2014-04-03 | Dagger Team

A new LLVM library is introduced to provide DeCompilation to IR: DC. In much the same way the MC layer works, DC provides target-independent APIs, which are partially implemented by backends. Currently, DC is focused on translating LLVM MC (assembly and machine code level) to IR.
There are a few basic principles guiding the design of DC. First, do as much as possible statically: for instance, the dynamic binary translator runtime is the static translator, but reading from memory rather than binary object files, and with a few changes to accomodate linker and loader related problems. Second, optimize for the common case: in our case, sound binaries produced by a compiler, rather than the more exotic files, using packers, obfuscation, or any kind of anti-reverse-engineering. However, still keep in mind corner cases and provide fallbacks. Third, be as lazy as possible during translation, mostly to reduce its overhead.

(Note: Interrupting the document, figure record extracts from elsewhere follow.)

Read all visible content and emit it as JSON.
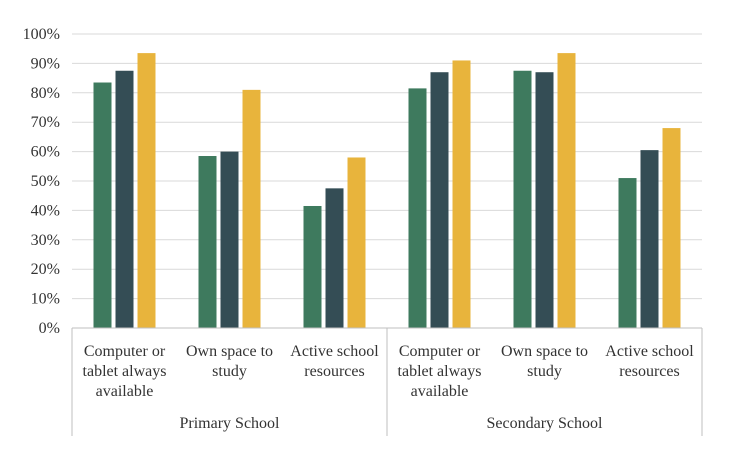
{
  "chart_data": {
    "type": "bar",
    "groups": [
      {
        "label": "Primary School",
        "categories": [
          {
            "label_lines": [
              "Computer or",
              "tablet always",
              "available"
            ],
            "values": [
              0.835,
              0.875,
              0.935
            ]
          },
          {
            "label_lines": [
              "Own space to",
              "study"
            ],
            "values": [
              0.585,
              0.6,
              0.81
            ]
          },
          {
            "label_lines": [
              "Active school",
              "resources"
            ],
            "values": [
              0.415,
              0.475,
              0.58
            ]
          }
        ]
      },
      {
        "label": "Secondary School",
        "categories": [
          {
            "label_lines": [
              "Computer or",
              "tablet always",
              "available"
            ],
            "values": [
              0.815,
              0.87,
              0.91
            ]
          },
          {
            "label_lines": [
              "Own space to",
              "study"
            ],
            "values": [
              0.875,
              0.87,
              0.935
            ]
          },
          {
            "label_lines": [
              "Active school",
              "resources"
            ],
            "values": [
              0.51,
              0.605,
              0.68
            ]
          }
        ]
      }
    ],
    "series_colors": [
      "#3e7a5e",
      "#344d55",
      "#e8b43c"
    ],
    "y_ticks": [
      "0%",
      "10%",
      "20%",
      "30%",
      "40%",
      "50%",
      "60%",
      "70%",
      "80%",
      "90%",
      "100%"
    ],
    "ylim": [
      0,
      1
    ],
    "grid": true,
    "legend": "none"
  }
}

There are a few key classes in DC.

DCInstrSema implements instruction-level semantics. It handles the translation from MCInsts to IR, driven by the tables produced by the SemanticsEmitter TableGen backend. It is also responsible for control flow, functions, and basic blocks in the generated IR Module, based on the translated control flow instruction. This is basically the class that does local translation, from an MCFunction to an IR Function.

DCRegisterSema is used to generate code related to register set accesses: generating the register set context struct type, using it to save and restore registers, creating local variables for individual registers, handing super-/sub-register semantics, and more. This is also where status registers flags and condition codes are translated.

DCTranslator drives the complete translation process, from disassembly to symbolization to IR generation to immediate optimizations.